Namun sebetulnya inti dari cerita tersebut bukanlah pada kebijakan Megawati, melainkan bahwa betapa orang miskin acap kali menjadi ajang permainan orang-orang di atas. Orang miskin sering ditempatkan sebagai objek untuk memperkaya diri dan kepentingan politik.

Kita lihat operasi beras untuk rakyat miskin (raskin). Dalam program itu, pemerintah menyediakan 2,3 juta ton beras untuk dibagikan kepada 9,7 juta kepala keluarga (KK) prasejahtera di seluruh Indonesia. Mekanismenya, beras yang di pasaran berharga Rp 2.700 per kg, dijual Rp 1.000 per kg. Maksimal pembelian per kk per bulan 20 kg.

Tapi sebagaimana biasa, program mulia tersebut sebagian kandas di tengah jalan. Di beberapa tempat sudah diketahui ada kecurangan dalam pembagian raskin. Ada yang disunat, ada yang harganya dinaikkan, dan lain-lain.

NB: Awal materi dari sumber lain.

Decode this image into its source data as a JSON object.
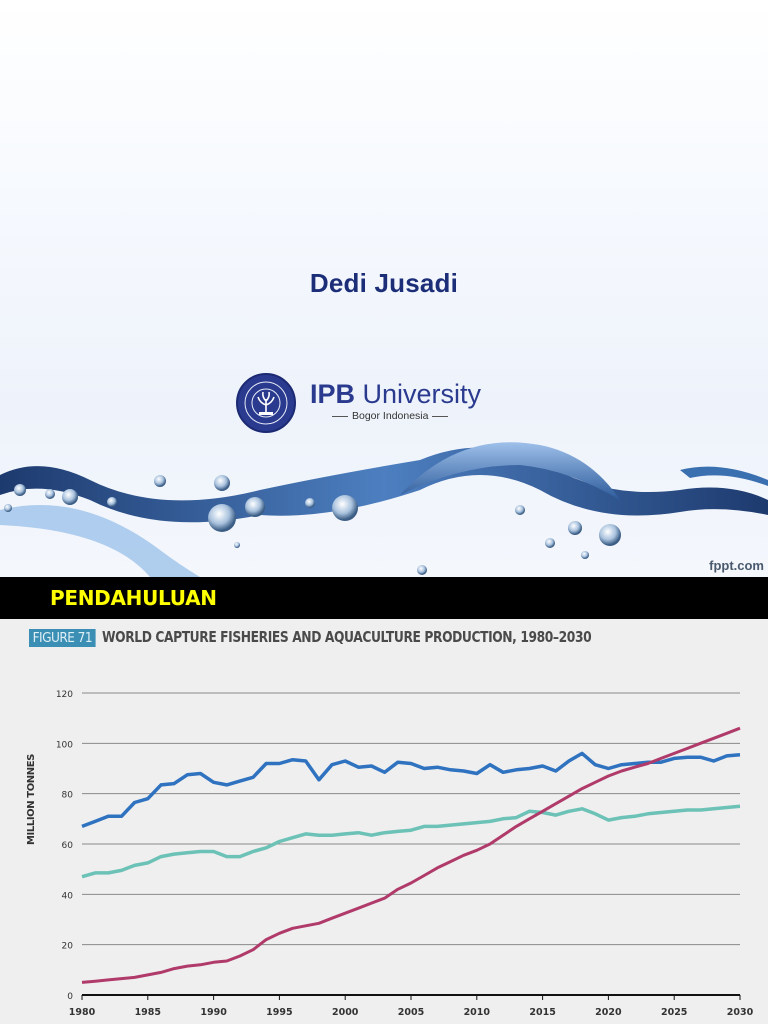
{
  "slide": {
    "author": "Dedi Jusadi",
    "logo": {
      "name_bold": "IPB",
      "name_rest": " University",
      "subtitle": "Bogor Indonesia",
      "seal_text_top": "INSTITUT PERTANIAN",
      "seal_text_bottom": "BOGOR"
    },
    "watermark": "fppt.com"
  },
  "section_bar": {
    "title": "PENDAHULUAN",
    "title_color": "#ffff00",
    "background": "#000000"
  },
  "figure": {
    "tag": "FIGURE 71",
    "title": "WORLD CAPTURE FISHERIES AND AQUACULTURE PRODUCTION, 1980–2030"
  },
  "chart_data": {
    "type": "line",
    "title": "WORLD CAPTURE FISHERIES AND AQUACULTURE PRODUCTION, 1980–2030",
    "xlabel": "",
    "ylabel": "MILLION TONNES",
    "xlim": [
      1980,
      2030
    ],
    "ylim": [
      0,
      120
    ],
    "yticks": [
      0,
      20,
      40,
      60,
      80,
      100,
      120
    ],
    "xticks": [
      1980,
      1985,
      1990,
      1995,
      2000,
      2005,
      2010,
      2015,
      2020,
      2025,
      2030
    ],
    "grid": "horizontal",
    "legend": "none",
    "x": [
      1980,
      1981,
      1982,
      1983,
      1984,
      1985,
      1986,
      1987,
      1988,
      1989,
      1990,
      1991,
      1992,
      1993,
      1994,
      1995,
      1996,
      1997,
      1998,
      1999,
      2000,
      2001,
      2002,
      2003,
      2004,
      2005,
      2006,
      2007,
      2008,
      2009,
      2010,
      2011,
      2012,
      2013,
      2014,
      2015,
      2016,
      2017,
      2018,
      2019,
      2020,
      2021,
      2022,
      2023,
      2024,
      2025,
      2026,
      2027,
      2028,
      2029,
      2030
    ],
    "series": [
      {
        "name": "Capture (blue)",
        "color": "#2f72c0",
        "values": [
          67,
          69,
          71,
          71,
          76.5,
          78,
          83.5,
          84,
          87.5,
          88,
          84.5,
          83.5,
          85,
          86.5,
          92,
          92,
          93.5,
          93,
          85.5,
          91.5,
          93,
          90.5,
          91,
          88.5,
          92.5,
          92,
          90,
          90.5,
          89.5,
          89,
          88,
          91.5,
          88.5,
          89.5,
          90,
          91,
          89,
          93,
          96,
          91.5,
          90,
          91.5,
          92,
          92.5,
          92.5,
          94,
          94.5,
          94.5,
          93,
          95,
          95.5
        ]
      },
      {
        "name": "Teal series",
        "color": "#6cc2b6",
        "values": [
          47,
          48.5,
          48.5,
          49.5,
          51.5,
          52.5,
          55,
          56,
          56.5,
          57,
          57,
          55,
          55,
          57,
          58.5,
          61,
          62.5,
          64,
          63.5,
          63.5,
          64,
          64.5,
          63.5,
          64.5,
          65,
          65.5,
          67,
          67,
          67.5,
          68,
          68.5,
          69,
          70,
          70.5,
          73,
          72.5,
          71.5,
          73,
          74,
          72,
          69.5,
          70.5,
          71,
          72,
          72.5,
          73,
          73.5,
          73.5,
          74,
          74.5,
          75
        ]
      },
      {
        "name": "Aquaculture (magenta)",
        "color": "#b03a6a",
        "values": [
          5,
          5.5,
          6,
          6.5,
          7,
          8,
          9,
          10.5,
          11.5,
          12,
          13,
          13.5,
          15.5,
          18,
          22,
          24.5,
          26.5,
          27.5,
          28.5,
          30.5,
          32.5,
          34.5,
          36.5,
          38.5,
          42,
          44.5,
          47.5,
          50.5,
          53,
          55.5,
          57.5,
          60,
          63.5,
          67,
          70,
          73,
          76,
          79,
          82,
          84.5,
          87,
          89,
          90.5,
          92,
          94,
          96,
          98,
          100,
          102,
          104,
          106
        ]
      }
    ]
  }
}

Di Cikatomas, Tasikmalaya, Jawa Barat misalnya, dua orang staf kecamatan menyelewengkan 21 ton raskin dengan menjual ke pedagang seharga Rp 1.300 per kg. Semestinya beras tersebut diberkan kepada 1.076 keluarga miskin di wilayah itu. Tak pelak ratusan warga menyerbu kantor kecamatan untuk meminta haknya.

Kemudian di salah satu kelurahan di Balikpapan, Kalimantan Timur, koperasi yang bertugas mendistribusikan, memungut tambahan biaya Rp 300 per kg. Selain itu, mereka juga menurunkan jumlah timbangan yang seharusnya 20 kg, dikurangi menjadi 19 kg.

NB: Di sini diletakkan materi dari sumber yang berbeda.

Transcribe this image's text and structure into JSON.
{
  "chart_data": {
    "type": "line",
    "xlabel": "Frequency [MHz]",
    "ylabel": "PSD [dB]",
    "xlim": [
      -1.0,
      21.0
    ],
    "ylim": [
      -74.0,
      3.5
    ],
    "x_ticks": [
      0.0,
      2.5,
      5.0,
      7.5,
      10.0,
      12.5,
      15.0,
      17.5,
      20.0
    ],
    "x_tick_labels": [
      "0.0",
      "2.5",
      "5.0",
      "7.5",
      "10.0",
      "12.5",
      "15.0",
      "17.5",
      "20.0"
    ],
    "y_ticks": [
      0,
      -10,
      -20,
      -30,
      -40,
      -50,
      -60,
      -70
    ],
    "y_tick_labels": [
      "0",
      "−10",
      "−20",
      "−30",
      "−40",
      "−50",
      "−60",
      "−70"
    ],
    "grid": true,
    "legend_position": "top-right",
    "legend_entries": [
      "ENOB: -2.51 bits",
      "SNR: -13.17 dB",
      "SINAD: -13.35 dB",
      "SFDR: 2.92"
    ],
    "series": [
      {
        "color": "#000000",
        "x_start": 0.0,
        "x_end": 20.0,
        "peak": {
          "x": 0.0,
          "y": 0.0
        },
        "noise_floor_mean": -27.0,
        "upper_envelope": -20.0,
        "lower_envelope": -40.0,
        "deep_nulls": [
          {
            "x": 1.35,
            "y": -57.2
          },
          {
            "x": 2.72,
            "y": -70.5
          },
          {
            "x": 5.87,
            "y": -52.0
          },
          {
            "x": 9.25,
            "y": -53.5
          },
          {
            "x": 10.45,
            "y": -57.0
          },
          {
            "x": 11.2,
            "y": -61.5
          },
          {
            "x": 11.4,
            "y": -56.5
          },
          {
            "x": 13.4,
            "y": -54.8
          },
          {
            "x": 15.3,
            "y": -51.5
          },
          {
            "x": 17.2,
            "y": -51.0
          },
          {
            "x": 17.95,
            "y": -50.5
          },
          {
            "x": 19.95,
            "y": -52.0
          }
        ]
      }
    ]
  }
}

Di Jakarta sendiri, beberapa wilayah harus membayar Rp 1.300 per kg, dengan alasan untuk biaya transportasi. Itu pun kualitas berasnya sangat rendah yang dicirikan dengan bau apek, banyak kutu, dan kotor. Mereka terpaksa menjual kembali sebagian raskin untuk ditukarkan beras normal. Selanjutnya kedua beras itu dicampur agar layak dimakan.

Dalam hal lain, kita juga ingat beberapa waktu lalu, ketika awal Jaring Pengaman Sosial (JPS) diluncurkan. Pada tahun anggaran 1998/1999 misalnya ditengerai terjadi penyimpangan Rp 6 triliun. Salah satunya adalah JPS senilai Rp 40 miliar yang disalahgunakan untuk kepentingan partai. Penyelewengan itu terbukti dengan dijatuhkannya vonis tiga tahun penjara bagi pelaku.

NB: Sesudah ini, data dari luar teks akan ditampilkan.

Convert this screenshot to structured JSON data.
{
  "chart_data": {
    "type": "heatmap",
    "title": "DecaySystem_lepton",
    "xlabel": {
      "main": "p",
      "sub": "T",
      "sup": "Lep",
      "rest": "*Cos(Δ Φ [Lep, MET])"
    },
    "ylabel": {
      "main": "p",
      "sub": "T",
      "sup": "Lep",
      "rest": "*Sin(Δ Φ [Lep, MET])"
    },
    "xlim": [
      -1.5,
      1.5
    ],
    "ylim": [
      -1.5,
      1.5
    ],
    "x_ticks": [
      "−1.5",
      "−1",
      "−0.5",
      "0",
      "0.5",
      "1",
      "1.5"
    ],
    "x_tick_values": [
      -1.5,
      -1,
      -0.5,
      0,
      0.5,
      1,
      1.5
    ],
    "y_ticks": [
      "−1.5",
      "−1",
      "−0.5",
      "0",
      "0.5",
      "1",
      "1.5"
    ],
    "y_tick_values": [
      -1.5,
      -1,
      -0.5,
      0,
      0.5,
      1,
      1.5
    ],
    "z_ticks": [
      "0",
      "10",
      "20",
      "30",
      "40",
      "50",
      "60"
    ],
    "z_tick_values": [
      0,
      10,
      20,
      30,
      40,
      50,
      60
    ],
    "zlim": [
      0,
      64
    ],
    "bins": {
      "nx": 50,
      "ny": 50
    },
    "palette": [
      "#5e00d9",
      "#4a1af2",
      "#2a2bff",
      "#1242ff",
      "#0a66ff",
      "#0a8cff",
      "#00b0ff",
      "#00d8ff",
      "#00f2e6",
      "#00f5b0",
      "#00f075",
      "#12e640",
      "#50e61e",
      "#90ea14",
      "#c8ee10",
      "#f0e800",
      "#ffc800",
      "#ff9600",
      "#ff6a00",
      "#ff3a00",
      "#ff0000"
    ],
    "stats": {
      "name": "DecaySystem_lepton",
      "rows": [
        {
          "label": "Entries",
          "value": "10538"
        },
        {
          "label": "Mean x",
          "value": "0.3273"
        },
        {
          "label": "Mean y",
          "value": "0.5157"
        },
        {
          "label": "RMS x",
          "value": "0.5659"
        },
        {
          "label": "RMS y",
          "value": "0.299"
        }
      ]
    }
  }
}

Apa yang bisa kita pelajari dari kasus tersebut? Adalah bahwa kemiskinan tidak mungkin terhapus dari bumi Indonesia. Karena, terlalu banyak penguasa yang mampu memperalat kemiskinan untuk kepentingan pribadi dan kelompoknya. Kemiskinan menjadi ladang untuk memperkaya diri.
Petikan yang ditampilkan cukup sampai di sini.